Para ahorrarle gastos de pasaje y hotelería a la Empresa (el de él y el de un
tipo que tenía que relevarlo), y trámites consulares, y papeles, el capitán
–otra joyita- le propuso hacer como que no había pasado nada. Lo sacaba de
servicio extraoficialmente, viajaba de turista, y seguía cobrando como si
laburara: sueldo, trabajos extras, divisa (que son los viáticos del marino),
horas extras. Todo, con la simple condición de callarse la boca.

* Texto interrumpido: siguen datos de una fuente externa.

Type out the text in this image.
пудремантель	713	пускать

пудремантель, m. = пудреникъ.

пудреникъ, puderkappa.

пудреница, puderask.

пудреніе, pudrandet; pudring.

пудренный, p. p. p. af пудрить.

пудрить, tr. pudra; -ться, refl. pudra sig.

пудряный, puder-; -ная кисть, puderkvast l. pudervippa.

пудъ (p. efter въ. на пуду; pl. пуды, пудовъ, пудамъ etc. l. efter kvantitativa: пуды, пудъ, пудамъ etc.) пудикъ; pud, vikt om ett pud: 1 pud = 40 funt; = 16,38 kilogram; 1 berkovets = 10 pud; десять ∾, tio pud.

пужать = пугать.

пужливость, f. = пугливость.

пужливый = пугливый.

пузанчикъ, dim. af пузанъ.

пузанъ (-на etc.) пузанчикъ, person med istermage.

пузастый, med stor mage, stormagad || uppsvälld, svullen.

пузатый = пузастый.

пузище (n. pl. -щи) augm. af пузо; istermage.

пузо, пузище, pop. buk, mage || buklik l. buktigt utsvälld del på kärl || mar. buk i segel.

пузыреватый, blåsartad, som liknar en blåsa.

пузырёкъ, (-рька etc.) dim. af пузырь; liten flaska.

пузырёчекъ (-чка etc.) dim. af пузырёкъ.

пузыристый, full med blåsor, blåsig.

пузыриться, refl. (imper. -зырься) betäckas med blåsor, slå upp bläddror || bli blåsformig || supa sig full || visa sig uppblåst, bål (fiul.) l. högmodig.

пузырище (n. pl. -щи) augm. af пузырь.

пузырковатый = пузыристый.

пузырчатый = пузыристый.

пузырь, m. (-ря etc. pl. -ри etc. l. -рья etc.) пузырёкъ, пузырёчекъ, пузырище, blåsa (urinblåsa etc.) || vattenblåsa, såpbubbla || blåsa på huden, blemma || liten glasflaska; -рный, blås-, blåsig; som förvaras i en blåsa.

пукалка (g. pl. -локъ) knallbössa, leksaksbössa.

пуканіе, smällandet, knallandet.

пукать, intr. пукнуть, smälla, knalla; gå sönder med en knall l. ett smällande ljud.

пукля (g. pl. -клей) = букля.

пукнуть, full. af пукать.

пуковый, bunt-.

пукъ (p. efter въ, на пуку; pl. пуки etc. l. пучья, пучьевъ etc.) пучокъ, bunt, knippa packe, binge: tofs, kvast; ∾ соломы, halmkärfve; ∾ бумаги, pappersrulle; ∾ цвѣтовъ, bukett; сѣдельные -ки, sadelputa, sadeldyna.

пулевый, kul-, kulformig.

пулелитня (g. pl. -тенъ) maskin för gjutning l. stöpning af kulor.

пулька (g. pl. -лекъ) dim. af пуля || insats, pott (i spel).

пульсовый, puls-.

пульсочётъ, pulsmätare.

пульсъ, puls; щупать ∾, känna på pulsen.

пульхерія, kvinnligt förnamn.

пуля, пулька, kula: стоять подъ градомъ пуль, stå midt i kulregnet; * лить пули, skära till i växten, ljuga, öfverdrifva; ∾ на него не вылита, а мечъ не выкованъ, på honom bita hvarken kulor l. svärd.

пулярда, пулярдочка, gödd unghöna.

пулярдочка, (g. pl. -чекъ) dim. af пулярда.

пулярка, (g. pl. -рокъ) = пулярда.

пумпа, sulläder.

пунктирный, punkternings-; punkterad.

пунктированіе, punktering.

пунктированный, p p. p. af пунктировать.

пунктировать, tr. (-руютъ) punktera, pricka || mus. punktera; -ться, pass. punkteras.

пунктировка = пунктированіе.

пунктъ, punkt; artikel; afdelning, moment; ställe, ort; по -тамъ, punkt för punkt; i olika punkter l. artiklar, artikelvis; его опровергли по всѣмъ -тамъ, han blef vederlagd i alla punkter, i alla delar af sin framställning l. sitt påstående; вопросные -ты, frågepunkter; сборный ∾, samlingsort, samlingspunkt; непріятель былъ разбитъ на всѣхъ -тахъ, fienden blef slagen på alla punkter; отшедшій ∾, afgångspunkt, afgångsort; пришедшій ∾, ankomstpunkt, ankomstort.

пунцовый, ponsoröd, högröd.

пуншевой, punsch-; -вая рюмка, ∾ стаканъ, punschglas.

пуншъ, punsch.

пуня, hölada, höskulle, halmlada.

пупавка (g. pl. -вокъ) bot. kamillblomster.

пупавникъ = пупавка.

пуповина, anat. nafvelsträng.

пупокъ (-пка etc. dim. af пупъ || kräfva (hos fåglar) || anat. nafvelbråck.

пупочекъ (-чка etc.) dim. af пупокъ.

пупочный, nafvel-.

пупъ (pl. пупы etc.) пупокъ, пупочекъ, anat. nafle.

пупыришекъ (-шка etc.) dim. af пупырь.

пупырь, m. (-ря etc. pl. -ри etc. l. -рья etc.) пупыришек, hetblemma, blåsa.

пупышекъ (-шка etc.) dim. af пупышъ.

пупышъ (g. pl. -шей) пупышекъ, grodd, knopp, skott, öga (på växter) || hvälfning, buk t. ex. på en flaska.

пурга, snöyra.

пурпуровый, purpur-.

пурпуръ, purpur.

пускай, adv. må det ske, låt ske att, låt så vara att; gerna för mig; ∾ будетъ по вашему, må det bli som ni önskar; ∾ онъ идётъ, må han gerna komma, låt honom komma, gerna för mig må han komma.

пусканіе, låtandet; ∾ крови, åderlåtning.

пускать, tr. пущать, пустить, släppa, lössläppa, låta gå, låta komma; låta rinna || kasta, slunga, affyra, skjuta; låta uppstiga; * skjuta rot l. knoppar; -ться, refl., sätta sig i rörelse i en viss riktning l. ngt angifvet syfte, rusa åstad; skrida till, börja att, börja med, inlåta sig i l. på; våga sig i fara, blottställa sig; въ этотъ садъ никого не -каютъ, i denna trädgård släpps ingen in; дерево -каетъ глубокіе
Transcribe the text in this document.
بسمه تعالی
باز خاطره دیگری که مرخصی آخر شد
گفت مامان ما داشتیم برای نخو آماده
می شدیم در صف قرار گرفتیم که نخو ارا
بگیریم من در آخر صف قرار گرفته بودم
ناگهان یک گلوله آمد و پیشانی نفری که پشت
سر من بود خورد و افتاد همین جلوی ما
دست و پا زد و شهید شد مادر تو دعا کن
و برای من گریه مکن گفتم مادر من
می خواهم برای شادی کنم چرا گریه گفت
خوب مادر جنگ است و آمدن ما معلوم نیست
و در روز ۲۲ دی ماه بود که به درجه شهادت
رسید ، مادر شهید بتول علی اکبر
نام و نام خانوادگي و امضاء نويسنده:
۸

Me lo contó con una sonrisa de as de espadas en
el rostro, y no supe por dónde empezar a hacerle sentir su irremediable
nabidez. Empecé por explicarle que, al no sacarlo de servicio, los que iban a
hacer el trabajo que él se salvaba de hacer no podrían cobrar un peso más, ya
que, oficialmente, no hacían nada de más. Que había establecido un precedente
(que sería llamado de allí en más por su nombre, para su eterno oprobio y
deshonor) apoyándose en el cual los futuros capitanes iban a regatear siempre
el pasaje con los pobres tipos lastimados que necesitaran volver a casa. Que
había vendido un derecho que no era suyo, sino de todos. Y que, aunque poco, no dejaba de estar mutilado. Si había
que bajar al bote por la soga guardavida, si tenía que salir de raje por alguna
escalerilla por un incendio, si tenía que anudarse de apuro el chaleco
salvavidas, si había que agarrarse fuerte del borde de algo para no caerse ¿Qué
hacía con una mano menos? ¿Y de qué se disfrazaba si se le infectaba, o si, en
medio del cruce, le empezaba a doler?
Se me unieron varios en estos mismos argumentos
(y no todos fueron tan pacientes como yo, ni tan elegantes en la elección de
las palabras), y no hizo falta mucho para que, serio, murmurase “qué bolúdo…”
El barco ya había zarpado, pero así y todo juntó coraje y fue a decirle al
capitán que se había arrepentido y que quería volver a su casa en avión.
El capitán lo mandó al carájo. Le dijo que un
trato era un trato, y que, por venirle con esas cosas, ahora encima lo iba a
sacar de servicio.
Quedaban muy pocos puertos por delante, el
puesto del nabo no era indispensable y, sin el beneplácito del capitán, la
posibilidad del avión y del relevo se había esfumado, así que el nabo volvió a
casa aburrido de no hacer nada a bordo, dolorido, y por el sueldo básico.
Yo,
honestamente, no me sentí ni un poquito así de culpable.